The kidneys are also able to produce new bicarbonate from carbon dioxide in the blood using carbonic anhydrase, or from the metabolism of the amino acid glutamate.
The other important functions of the kidneys pertain to their ability to either excrete hydrogen ions while reabsorbing bicarbonate ions or excrete bicarbonate ions while reabsorbing hydrogen ions. The newly formed HCO3- can then buffer the non-volatile acid. In the collecting ducts of the nephrons, there are two types of cells that are involved in regulating acid/base balance designated as Type A and Type B intercalated cells (bottom two images below). The type A cells are able to secrete H+ while absorbing HCO3-. The Type B cells do just the opposite, they absorb H+ while secreting HCO3-.
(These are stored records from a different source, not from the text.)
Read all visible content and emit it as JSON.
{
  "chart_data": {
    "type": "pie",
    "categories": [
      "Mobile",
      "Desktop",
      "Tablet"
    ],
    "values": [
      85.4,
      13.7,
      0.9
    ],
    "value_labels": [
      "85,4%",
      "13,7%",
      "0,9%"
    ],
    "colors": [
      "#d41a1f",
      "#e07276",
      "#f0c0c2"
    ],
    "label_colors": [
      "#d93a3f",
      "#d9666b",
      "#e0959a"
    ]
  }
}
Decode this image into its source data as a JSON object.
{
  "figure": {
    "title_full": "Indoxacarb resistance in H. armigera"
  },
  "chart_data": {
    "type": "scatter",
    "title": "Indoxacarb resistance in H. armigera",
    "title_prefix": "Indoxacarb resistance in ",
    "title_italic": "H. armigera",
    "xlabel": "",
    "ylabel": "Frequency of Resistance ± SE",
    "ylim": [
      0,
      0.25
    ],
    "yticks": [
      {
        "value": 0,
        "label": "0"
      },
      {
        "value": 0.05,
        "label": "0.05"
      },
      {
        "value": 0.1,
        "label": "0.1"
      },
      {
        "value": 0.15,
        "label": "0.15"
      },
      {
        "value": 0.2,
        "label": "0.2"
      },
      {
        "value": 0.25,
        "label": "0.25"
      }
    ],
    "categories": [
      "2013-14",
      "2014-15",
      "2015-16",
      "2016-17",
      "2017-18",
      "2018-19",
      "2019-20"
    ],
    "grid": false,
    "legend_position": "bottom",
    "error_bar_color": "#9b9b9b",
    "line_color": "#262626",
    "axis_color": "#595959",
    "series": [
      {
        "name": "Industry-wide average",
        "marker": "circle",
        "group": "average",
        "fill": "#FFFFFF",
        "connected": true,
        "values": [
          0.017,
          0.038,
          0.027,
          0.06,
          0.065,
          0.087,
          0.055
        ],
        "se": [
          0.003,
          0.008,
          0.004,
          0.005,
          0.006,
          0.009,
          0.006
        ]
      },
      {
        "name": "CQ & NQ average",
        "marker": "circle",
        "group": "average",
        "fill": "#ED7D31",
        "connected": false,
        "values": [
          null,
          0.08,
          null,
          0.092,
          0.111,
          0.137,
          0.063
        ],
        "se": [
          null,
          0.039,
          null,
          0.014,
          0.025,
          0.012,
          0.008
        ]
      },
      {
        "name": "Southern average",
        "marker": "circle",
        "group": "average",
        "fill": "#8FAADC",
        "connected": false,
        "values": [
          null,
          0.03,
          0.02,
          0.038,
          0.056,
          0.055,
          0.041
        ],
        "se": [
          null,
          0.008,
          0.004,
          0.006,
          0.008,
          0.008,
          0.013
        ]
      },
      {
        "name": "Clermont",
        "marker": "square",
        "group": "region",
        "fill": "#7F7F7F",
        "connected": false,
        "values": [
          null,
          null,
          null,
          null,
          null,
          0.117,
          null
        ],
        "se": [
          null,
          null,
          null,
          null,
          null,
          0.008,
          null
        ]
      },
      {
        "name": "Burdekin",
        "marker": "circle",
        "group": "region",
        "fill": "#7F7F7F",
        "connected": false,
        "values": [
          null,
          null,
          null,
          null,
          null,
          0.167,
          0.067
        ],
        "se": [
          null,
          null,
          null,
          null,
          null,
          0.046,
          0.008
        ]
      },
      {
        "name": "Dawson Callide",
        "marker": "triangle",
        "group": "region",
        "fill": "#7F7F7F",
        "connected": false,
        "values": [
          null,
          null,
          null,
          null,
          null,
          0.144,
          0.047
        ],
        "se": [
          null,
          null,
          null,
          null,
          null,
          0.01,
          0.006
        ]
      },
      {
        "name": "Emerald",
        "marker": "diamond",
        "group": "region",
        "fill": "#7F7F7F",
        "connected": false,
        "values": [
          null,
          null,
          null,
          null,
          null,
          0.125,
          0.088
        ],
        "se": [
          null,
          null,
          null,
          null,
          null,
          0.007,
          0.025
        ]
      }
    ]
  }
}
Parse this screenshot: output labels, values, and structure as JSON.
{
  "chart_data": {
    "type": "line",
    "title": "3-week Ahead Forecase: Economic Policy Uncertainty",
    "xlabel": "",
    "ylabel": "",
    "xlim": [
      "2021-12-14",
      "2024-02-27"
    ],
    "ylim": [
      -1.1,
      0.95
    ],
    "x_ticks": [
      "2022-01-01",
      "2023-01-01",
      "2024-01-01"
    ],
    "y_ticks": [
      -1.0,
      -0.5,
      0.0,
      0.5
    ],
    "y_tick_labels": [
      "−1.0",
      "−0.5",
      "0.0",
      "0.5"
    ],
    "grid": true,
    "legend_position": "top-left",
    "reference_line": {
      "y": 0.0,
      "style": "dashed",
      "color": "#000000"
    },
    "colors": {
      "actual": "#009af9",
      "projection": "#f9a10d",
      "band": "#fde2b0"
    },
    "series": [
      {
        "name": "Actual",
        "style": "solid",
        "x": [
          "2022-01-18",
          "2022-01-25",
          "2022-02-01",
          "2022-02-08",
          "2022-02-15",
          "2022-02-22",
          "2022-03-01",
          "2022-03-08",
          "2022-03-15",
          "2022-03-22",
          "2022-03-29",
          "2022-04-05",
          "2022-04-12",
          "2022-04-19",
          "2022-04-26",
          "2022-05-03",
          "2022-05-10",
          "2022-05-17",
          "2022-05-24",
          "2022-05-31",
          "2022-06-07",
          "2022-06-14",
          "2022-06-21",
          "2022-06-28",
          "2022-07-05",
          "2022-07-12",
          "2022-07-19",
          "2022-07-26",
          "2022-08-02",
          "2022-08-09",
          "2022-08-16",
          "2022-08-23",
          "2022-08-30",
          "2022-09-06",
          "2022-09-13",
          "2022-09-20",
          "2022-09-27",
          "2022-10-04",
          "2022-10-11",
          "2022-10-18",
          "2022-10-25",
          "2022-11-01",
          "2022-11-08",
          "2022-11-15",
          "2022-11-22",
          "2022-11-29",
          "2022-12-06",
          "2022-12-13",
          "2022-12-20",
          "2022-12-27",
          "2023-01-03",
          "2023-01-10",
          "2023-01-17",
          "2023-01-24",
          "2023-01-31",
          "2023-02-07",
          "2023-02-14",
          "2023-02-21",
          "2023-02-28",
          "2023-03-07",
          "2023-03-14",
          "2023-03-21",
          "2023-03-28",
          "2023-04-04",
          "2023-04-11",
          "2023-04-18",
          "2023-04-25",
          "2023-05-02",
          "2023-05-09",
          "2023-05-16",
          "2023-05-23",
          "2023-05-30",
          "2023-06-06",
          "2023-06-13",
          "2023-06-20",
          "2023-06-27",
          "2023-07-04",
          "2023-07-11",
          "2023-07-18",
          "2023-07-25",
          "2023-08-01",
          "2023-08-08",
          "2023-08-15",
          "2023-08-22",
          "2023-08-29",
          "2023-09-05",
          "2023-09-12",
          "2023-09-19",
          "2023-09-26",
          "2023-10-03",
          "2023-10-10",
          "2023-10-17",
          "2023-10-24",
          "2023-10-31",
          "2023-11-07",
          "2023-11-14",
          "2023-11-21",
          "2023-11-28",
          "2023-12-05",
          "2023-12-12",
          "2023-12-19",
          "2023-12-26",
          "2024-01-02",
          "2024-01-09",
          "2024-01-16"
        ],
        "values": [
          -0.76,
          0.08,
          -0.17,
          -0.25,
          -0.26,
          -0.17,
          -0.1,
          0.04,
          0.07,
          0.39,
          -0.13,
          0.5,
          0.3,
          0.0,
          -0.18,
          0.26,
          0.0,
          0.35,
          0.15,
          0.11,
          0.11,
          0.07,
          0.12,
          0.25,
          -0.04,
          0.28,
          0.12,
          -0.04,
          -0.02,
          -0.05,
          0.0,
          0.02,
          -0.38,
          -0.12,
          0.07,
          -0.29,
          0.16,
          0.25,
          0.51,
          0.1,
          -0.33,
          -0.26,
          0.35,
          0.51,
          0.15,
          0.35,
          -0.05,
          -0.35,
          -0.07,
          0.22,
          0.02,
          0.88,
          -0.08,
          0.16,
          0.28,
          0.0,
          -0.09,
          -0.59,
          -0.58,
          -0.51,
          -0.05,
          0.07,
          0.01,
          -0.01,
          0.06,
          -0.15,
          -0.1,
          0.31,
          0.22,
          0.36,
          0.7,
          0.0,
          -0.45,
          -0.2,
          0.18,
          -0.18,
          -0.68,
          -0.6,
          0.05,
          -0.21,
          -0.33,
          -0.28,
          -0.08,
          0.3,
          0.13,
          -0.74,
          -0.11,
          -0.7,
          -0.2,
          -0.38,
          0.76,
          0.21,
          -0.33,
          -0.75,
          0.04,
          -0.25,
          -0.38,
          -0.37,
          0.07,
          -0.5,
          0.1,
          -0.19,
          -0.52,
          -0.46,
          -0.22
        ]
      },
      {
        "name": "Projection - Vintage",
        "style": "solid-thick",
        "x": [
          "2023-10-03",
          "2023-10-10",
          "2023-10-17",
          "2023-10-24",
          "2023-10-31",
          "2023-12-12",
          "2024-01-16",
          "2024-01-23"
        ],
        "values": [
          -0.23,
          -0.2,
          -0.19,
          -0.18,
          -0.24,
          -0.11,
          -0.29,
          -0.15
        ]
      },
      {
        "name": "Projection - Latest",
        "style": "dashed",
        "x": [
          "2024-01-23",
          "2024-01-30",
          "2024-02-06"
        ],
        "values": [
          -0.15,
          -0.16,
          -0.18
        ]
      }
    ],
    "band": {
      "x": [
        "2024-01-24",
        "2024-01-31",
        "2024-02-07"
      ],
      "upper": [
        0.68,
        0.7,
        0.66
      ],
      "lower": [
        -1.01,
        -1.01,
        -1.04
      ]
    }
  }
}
If you look closely at the two diagrams below you will notice that there is a difference in the location of the carriers that transport the various ions across the membranes. The factor that determines which cell is active is the pH of the blood. In conditions of acidosis, the cells that secrete H+ into the nephron lumen are active, while in conditions of alkalosis, the cells that reabsorb H+ into the blood vessels are active. Notice that as H+ is moving across the membranes, K+ is moving the opposite direction. Another consequence of acid-base imbalances is that it can cause a disruption of normal K+ concentrations in the body. Acidosis can result in hyperkalemia (too much extra cellular K+) and alkalosis can result in hypokalemia (too little extracellular K+). Either condition can have tragic effects due to their effect on membrane potentials. It is important that the excreted H+ be buffered in the urine. This is accomplished either by phosphate buffer or by ammonia. This prevents the pH of the urine from becoming too low, which could damage the cells of the kidney tubules.